Ryan noticed the empty beer bottles on the kitchen table. He counted eight. “Way to go, buddy,” he said with sarcasm. “I see you’re cutting back.”
Brent’s face was flushed. He was clearly buzzed. He offered Ryan his half-empty bottle. “Want some?”
Ryan pushed it away, his tone harsh. “What were you doing here?”
He went to the refrigerator, got himself a fresh beer. The head went back, the bottle was emptied. Twelve ounces in twelve seconds. He wiped his chin, then looked at Ryan. “Looking for the money.”
The word hit like a sledgehammer, but Ryan kept a straight face. “What money?”
“Don’t play dumb on me. Sarah told me.”
Ryan flushed with anger. Good ol’ Sarah, always great with secrets. “What about it?”
“I need fifty thousand dollars. And I gotta have it tonight.”
“What for?”
“None of your damn business, that’s what for. It’s Sarah’s money. And I want it.”

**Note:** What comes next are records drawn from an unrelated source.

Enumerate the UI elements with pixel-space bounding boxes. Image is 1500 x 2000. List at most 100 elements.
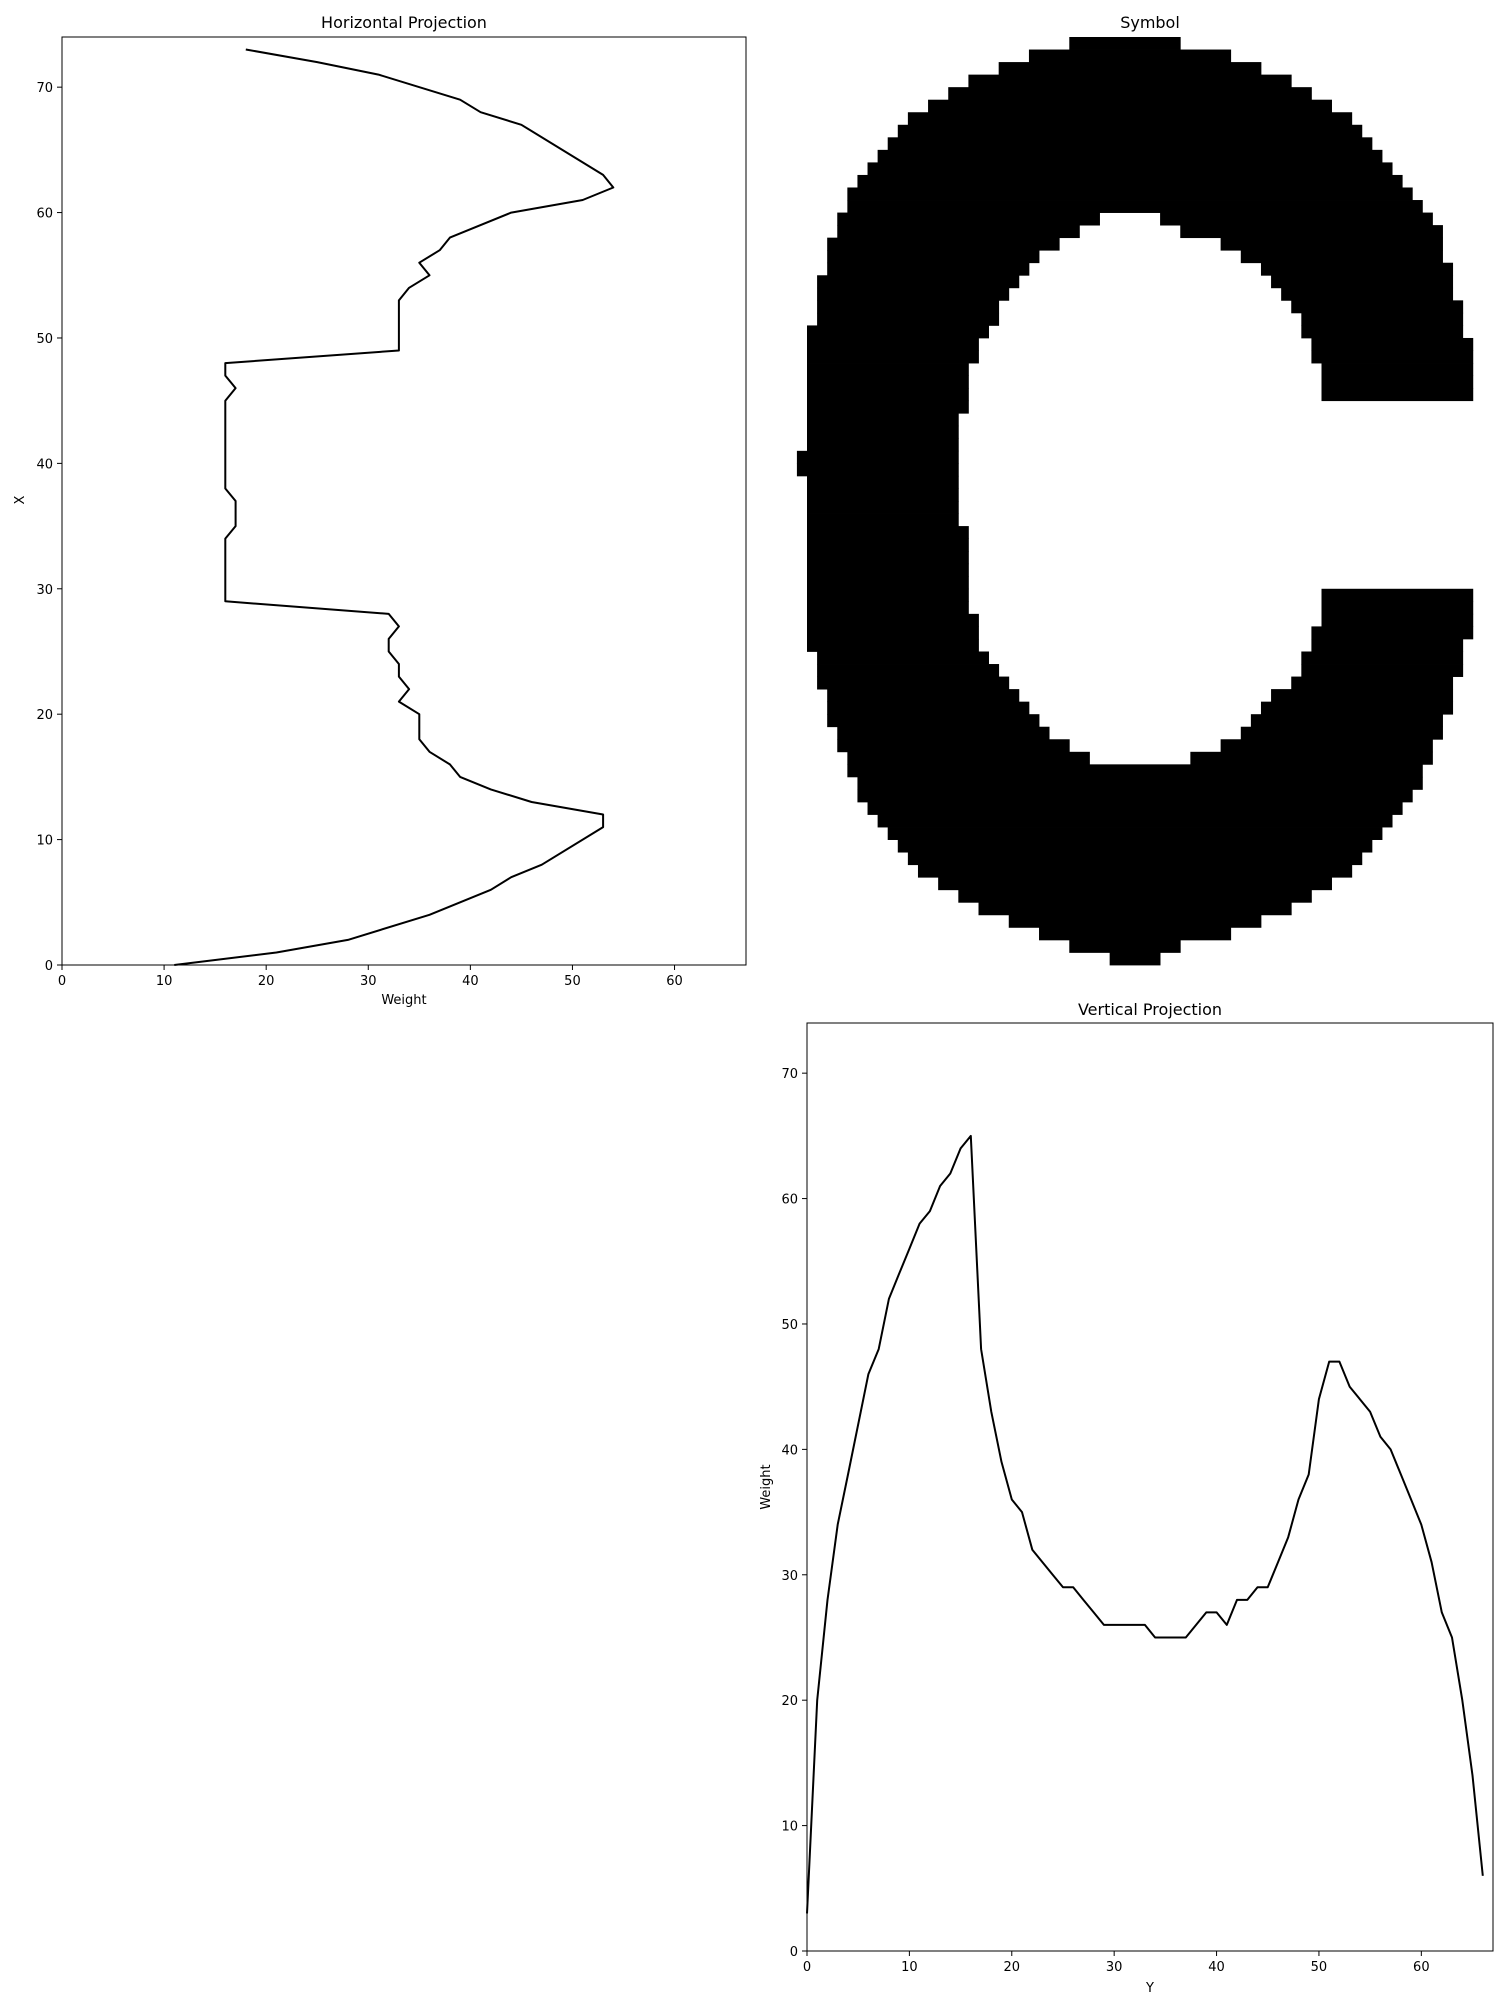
symbol-pixel-run	[817, 651, 989, 665]
symbol-pixel-run	[1281, 287, 1454, 301]
vertical-projection-ticks: 0 10 20 30 40 50 60 0 10 20 30 40 50 60 70	[781, 1067, 1429, 1975]
vertical-projection-ytick-label: 50	[781, 1318, 798, 1333]
symbol-pixel-run	[807, 576, 969, 590]
symbol-pixel-run	[807, 538, 969, 552]
vertical-projection-xlabel: Y	[1145, 1981, 1154, 1996]
vertical-projection-xtick-label: 10	[901, 1960, 918, 1975]
symbol-pixel-run	[1190, 751, 1433, 765]
vertical-projection-xtick-label: 0	[803, 1960, 811, 1975]
symbol-pixel-run	[1069, 939, 1181, 953]
symbol-pixel-run	[1240, 726, 1443, 740]
symbol-pixel-run	[807, 588, 969, 602]
symbol-pixel-run	[1240, 250, 1443, 264]
horizontal-projection-xtick-label: 20	[258, 974, 275, 989]
symbol-pixel-run	[907, 112, 1353, 126]
horizontal-projection-ytick-label: 0	[45, 959, 53, 974]
horizontal-projection-frame	[61, 36, 747, 966]
symbol-pixel-run	[1321, 388, 1474, 402]
symbol-pixel-run	[807, 626, 979, 640]
horizontal-projection-xtick-label: 50	[564, 974, 581, 989]
symbol-pixel-run	[1069, 37, 1181, 50]
symbol-pixel-run	[807, 513, 959, 527]
symbol-pixel-run	[1301, 664, 1464, 677]
symbol-pixel-run	[796, 463, 959, 477]
horizontal-projection-plot	[174, 48, 615, 966]
symbol-pixel-run	[1260, 701, 1454, 715]
symbol-pixel-run	[1321, 588, 1474, 602]
symbol-pixel-run	[1028, 49, 1232, 63]
symbol-pixel-run	[1008, 914, 1262, 928]
symbol-pixel-run	[1301, 651, 1464, 665]
symbol-pixel-run	[1321, 363, 1474, 376]
symbol-pixel-run	[847, 764, 1423, 778]
symbol-pixel-run	[968, 74, 1292, 88]
horizontal-projection-ytick-label: 30	[36, 583, 53, 598]
symbol-pixel-run	[1271, 689, 1454, 703]
symbol-pixel-run	[867, 801, 1403, 815]
symbol-pixel-run	[807, 337, 979, 351]
horizontal-projection-ytick-label: 20	[36, 708, 53, 723]
symbol-pixel-run	[837, 739, 1070, 753]
symbol-pixel-run	[827, 714, 1040, 728]
horizontal-projection-ytick-label: 70	[36, 81, 53, 96]
symbol-pixel-run	[1311, 337, 1474, 351]
symbol-pixel-run	[1109, 952, 1161, 966]
vertical-projection-chart: Vertical Projection Y Weight 0 10 20 30 40 50…	[759, 1000, 1494, 1996]
vertical-projection-title: Vertical Projection	[1078, 1000, 1222, 1019]
symbol-pixel-run	[857, 789, 1413, 803]
vertical-projection-ytick-label: 30	[781, 1569, 798, 1584]
symbol-pixel-run	[1291, 300, 1464, 314]
symbol-pixel-run	[917, 864, 1353, 878]
symbol-pixel-run	[807, 325, 989, 339]
symbol-pixel-run	[827, 689, 1020, 703]
symbol-pixel-run	[827, 237, 1060, 251]
symbol-pixel-run	[847, 751, 1090, 765]
symbol-pixel-run	[948, 87, 1312, 101]
horizontal-projection-xtick-label: 30	[360, 974, 377, 989]
vertical-projection-series-line	[806, 1134, 1484, 1914]
symbol-pixel-run	[817, 287, 1010, 301]
symbol-pixel-run	[928, 99, 1332, 113]
symbol-pixel-run	[817, 676, 1010, 690]
symbol-pixel-run	[837, 726, 1050, 740]
horizontal-projection-ytick-label: 60	[36, 207, 53, 222]
symbol-pixel-run	[807, 551, 969, 565]
horizontal-projection-ytick-label: 40	[36, 457, 53, 472]
vertical-projection-ytick-label: 20	[781, 1694, 798, 1709]
symbol-pixel-run	[1160, 212, 1433, 226]
symbol-pixel-run	[877, 814, 1393, 828]
symbol-pixel-run	[847, 200, 1423, 213]
symbol-pixel-run	[1311, 638, 1464, 652]
symbol-pixel-run	[1220, 739, 1433, 753]
symbol-pixel-run	[1271, 275, 1454, 289]
horizontal-projection-xtick-label: 10	[156, 974, 173, 989]
symbol-pixel-run	[827, 250, 1040, 264]
symbol-pixel-run	[807, 438, 959, 452]
symbol-pixel-run	[1220, 237, 1443, 251]
symbol-pixel-run	[1250, 714, 1443, 728]
symbol-pixel-run	[817, 300, 1000, 314]
symbol-pixel-run	[1311, 350, 1474, 364]
symbol-pixel-run	[796, 450, 959, 464]
horizontal-projection-chart: Horizontal Projection Weight X 0 10 20 30 40…	[13, 13, 747, 1008]
symbol-pixel-run	[817, 275, 1020, 289]
symbol-pixel-run	[807, 488, 959, 502]
symbol-pixel-run	[887, 137, 1373, 151]
vertical-projection-ytick-label: 10	[781, 1820, 798, 1835]
symbol-pixel-run	[817, 664, 1000, 677]
symbol-pixel-run	[807, 563, 969, 577]
symbol-pixel-run	[887, 827, 1383, 840]
vertical-projection-ytick-label: 0	[790, 1945, 798, 1960]
horizontal-projection-ytick-label: 10	[36, 834, 53, 849]
vertical-projection-xtick-label: 20	[1004, 1960, 1021, 1975]
symbol-pixel-run	[1301, 312, 1464, 326]
symbol-pixel-run	[807, 400, 969, 414]
symbol-pixel-run	[877, 149, 1383, 163]
symbol-pixel-run	[1321, 375, 1474, 389]
symbol-pixel-run	[837, 225, 1080, 239]
symbol-pixel-run	[1180, 225, 1443, 239]
symbol-pixel-run	[907, 852, 1363, 866]
symbol-pixel-run	[1311, 626, 1474, 640]
horizontal-projection-xtick-label: 40	[462, 974, 479, 989]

“Sarah and I had a deal. Neither one of us takes any of the money until we know exactly where it came from.”
Brent’s eyes narrowed. “How do we know you haven’t already spent it?”
“You’re just going to have to trust me.”
“I’m still trusting your ass for nine hundred and fifty thousand. Just give me the fucking fifty grand.”
“No. Who do you think you are, Brent? Coming into my mother’s house, looking for money.”
He rose, threatening. “It’s Sarah’s money. Give it to me!”
“I said no.”
Brent wobbled toward him. “Give me the fucking money, man, or I’ll—”
Ryan silenced him with a steely glare. “Or what, Brent?”
Brent knew better than to take on Ryan drunk. Still, he had a crazed look in his eyes, as if the eight empty beers on the table were merely a footnote to a full day binge. “Or,” he said with a slur, “I may be forced to hit a pregnant woman.”
Something snapped in Ryan. He lunged forward and grabbed him by the throat, knocking him to the floor. “I told you I’d kill you, Brent! You ever touched her again, I’d fucking kill you!”
Brent wriggled and clawed, trying to break Ryan’s grip around his throat. His face was turning blue. Ryan squeezed harder, spurred by the memory of stitching up his own sister after the blows from her husband. He should have settled the score then, but Sarah begged him not to.
“Ry-an,” Brent was wheezing, barely conscious. His eyes were bulging.
Ryan stopped, suddenly realizing what he was doing.
Brent pushed him off and rolled on his side, coughing and gasping for air. “You coulda killed me, you crazy bastard.